給油もしたので安心して再び南下を続ける。路肩には時折多量の雨水が溜まっている状態。やはりここら一体もよく雨が降っていたようだ。

当初の予定としては主要目的地の一つである「シャーロットプレインズ」を目指したいところではあるが、どうやらこの場所に繋がるダートロードは完全に水没、ないしは泥化しておりトラクターでもないと通れない惨状であることが運営側からのSNS更新で明らかになっていた。

青々とした内陸の大地。遠くの豪雨が目視できる。

折角の機会ではあったが、行けないものは仕方がないため、ここでもアドリブの旅という面を活かし、目的地を近隣の探鳥スポットに変更。カナマラ(Cunnamulla)の町を経由し、T君のリサーチによって目星をつけた場所へと向かってみるが…

奥のほうまで完全に冠水していた。

道中、冠水に直面。

「これくらいなら行けるとは思うけどなァ」

「もう夕方だし突撃して詰んだらマジで終わる」

時間的なリスク回避も含め、ここは手前の町であるカナマラに帰投することに決定。

 

Cunnamullaの町の有料キャラバンパークに設営。

当初の予定から二転三転した結果、宿泊先が完全に無くなったので町外れにあったキャラバンパーク内に設営。有料のサイトではあるが、シャワーがあるのは有難い。テントを張り終わるころには辺りには曇天が広がり、ポールが軋む程度には風が強くなってきた。嵐の予感。

もう直に夕立が来る。

キャンプは手段であって目的ではない旅である。そこにはキャンピングカーも無ければタープすらもない、荷物の軽量化と撤退速度に重きをおいた装備の我々に雨をしのぐ手段は無い。
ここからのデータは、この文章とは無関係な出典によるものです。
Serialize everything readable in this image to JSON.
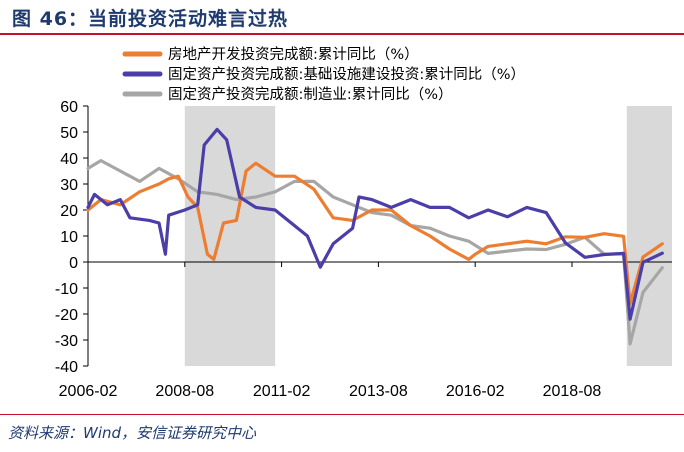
{
  "figure": {
    "title": "图 46：当前投资活动难言过热",
    "source": "资料来源：Wind，安信证券研究中心"
  },
  "colors": {
    "title": "#1f3a6e",
    "rule": "#c8102e",
    "shade": "#d9d9d9"
  },
  "chart_data": {
    "type": "line",
    "title": "",
    "xlabel": "",
    "ylabel": "",
    "ylim": [
      -40,
      60
    ],
    "yticks": [
      -40,
      -30,
      -20,
      -10,
      0,
      10,
      20,
      30,
      40,
      50,
      60
    ],
    "xlim": [
      "2006-02",
      "2021-03"
    ],
    "xticks": [
      "2006-02",
      "2008-08",
      "2011-02",
      "2013-08",
      "2016-02",
      "2018-08"
    ],
    "grid": false,
    "legend_position": "top",
    "shaded_periods": [
      [
        "2008-08",
        "2010-12"
      ],
      [
        "2020-01",
        "2021-03"
      ]
    ],
    "series": [
      {
        "name": "房地产开发投资完成额:累计同比（%）",
        "color": "#ed7d31",
        "points": [
          [
            "2006-02",
            20
          ],
          [
            "2006-06",
            24
          ],
          [
            "2006-12",
            22
          ],
          [
            "2007-06",
            27
          ],
          [
            "2007-12",
            30
          ],
          [
            "2008-03",
            32
          ],
          [
            "2008-06",
            33
          ],
          [
            "2008-09",
            25
          ],
          [
            "2008-12",
            21
          ],
          [
            "2009-03",
            3
          ],
          [
            "2009-05",
            1
          ],
          [
            "2009-08",
            15
          ],
          [
            "2009-12",
            16
          ],
          [
            "2010-03",
            35
          ],
          [
            "2010-06",
            38
          ],
          [
            "2010-12",
            33
          ],
          [
            "2011-06",
            33
          ],
          [
            "2011-12",
            28
          ],
          [
            "2012-06",
            17
          ],
          [
            "2012-12",
            16
          ],
          [
            "2013-06",
            20
          ],
          [
            "2013-12",
            20
          ],
          [
            "2014-06",
            14
          ],
          [
            "2014-12",
            10
          ],
          [
            "2015-06",
            5
          ],
          [
            "2015-12",
            1
          ],
          [
            "2016-02",
            3
          ],
          [
            "2016-06",
            6
          ],
          [
            "2016-12",
            7
          ],
          [
            "2017-06",
            8
          ],
          [
            "2017-12",
            7
          ],
          [
            "2018-06",
            9.7
          ],
          [
            "2018-12",
            9.5
          ],
          [
            "2019-06",
            10.9
          ],
          [
            "2019-12",
            9.9
          ],
          [
            "2020-02",
            -16
          ],
          [
            "2020-06",
            1.9
          ],
          [
            "2020-12",
            7
          ]
        ]
      },
      {
        "name": "固定资产投资完成额:基础设施建设投资:累计同比（%）",
        "color": "#4b3ea8",
        "points": [
          [
            "2006-02",
            21
          ],
          [
            "2006-04",
            26
          ],
          [
            "2006-08",
            22
          ],
          [
            "2006-12",
            24
          ],
          [
            "2007-03",
            17
          ],
          [
            "2007-09",
            16
          ],
          [
            "2007-12",
            15
          ],
          [
            "2008-02",
            3
          ],
          [
            "2008-03",
            18
          ],
          [
            "2008-08",
            20
          ],
          [
            "2008-12",
            22
          ],
          [
            "2009-02",
            45
          ],
          [
            "2009-06",
            51
          ],
          [
            "2009-09",
            47
          ],
          [
            "2010-01",
            25
          ],
          [
            "2010-06",
            21
          ],
          [
            "2010-12",
            20
          ],
          [
            "2011-06",
            14
          ],
          [
            "2011-10",
            10
          ],
          [
            "2012-02",
            -2
          ],
          [
            "2012-06",
            7
          ],
          [
            "2012-12",
            13
          ],
          [
            "2013-02",
            25
          ],
          [
            "2013-06",
            24
          ],
          [
            "2013-12",
            21
          ],
          [
            "2014-06",
            24
          ],
          [
            "2014-12",
            21
          ],
          [
            "2015-06",
            21
          ],
          [
            "2015-12",
            17
          ],
          [
            "2016-06",
            20
          ],
          [
            "2016-12",
            17.4
          ],
          [
            "2017-06",
            21
          ],
          [
            "2017-12",
            19
          ],
          [
            "2018-06",
            7.3
          ],
          [
            "2018-12",
            1.8
          ],
          [
            "2019-06",
            2.9
          ],
          [
            "2019-12",
            3.3
          ],
          [
            "2020-02",
            -22
          ],
          [
            "2020-06",
            -0.1
          ],
          [
            "2020-12",
            3.4
          ]
        ]
      },
      {
        "name": "固定资产投资完成额:制造业:累计同比（%）",
        "color": "#a6a6a6",
        "points": [
          [
            "2006-02",
            36
          ],
          [
            "2006-06",
            39
          ],
          [
            "2006-12",
            35
          ],
          [
            "2007-06",
            31
          ],
          [
            "2007-12",
            36
          ],
          [
            "2008-06",
            32
          ],
          [
            "2008-12",
            27
          ],
          [
            "2009-06",
            26
          ],
          [
            "2009-12",
            24
          ],
          [
            "2010-06",
            25
          ],
          [
            "2010-12",
            27
          ],
          [
            "2011-06",
            31
          ],
          [
            "2011-12",
            31
          ],
          [
            "2012-06",
            25
          ],
          [
            "2012-12",
            22
          ],
          [
            "2013-06",
            19
          ],
          [
            "2013-12",
            18
          ],
          [
            "2014-06",
            14
          ],
          [
            "2014-12",
            13
          ],
          [
            "2015-06",
            10
          ],
          [
            "2015-12",
            8
          ],
          [
            "2016-06",
            3.3
          ],
          [
            "2016-12",
            4.2
          ],
          [
            "2017-06",
            5
          ],
          [
            "2017-12",
            4.8
          ],
          [
            "2018-06",
            6.8
          ],
          [
            "2018-12",
            9.5
          ],
          [
            "2019-06",
            3
          ],
          [
            "2019-12",
            3.1
          ],
          [
            "2020-02",
            -31.5
          ],
          [
            "2020-06",
            -11.7
          ],
          [
            "2020-12",
            -2.2
          ]
        ]
      }
    ]
  }
}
周りのキャンピングカーに乗った連中を尻目に、誰も使う様子が無いトイレ横の共通スペースの屋根の下へ、そそくさと調理器具を持ち込み避難を決め込んだ。

雨になると飯を炊く気力も失う。今日はカップ飯である。

遠くに聞こえる雷鳴と屋根を叩く雨粒に怯えつつ、明日の天気が回復することをただただ祈り続けるしかない哀れで弱々しい人間を、蛍光灯の周りの羽虫たちはせせら笑っていた。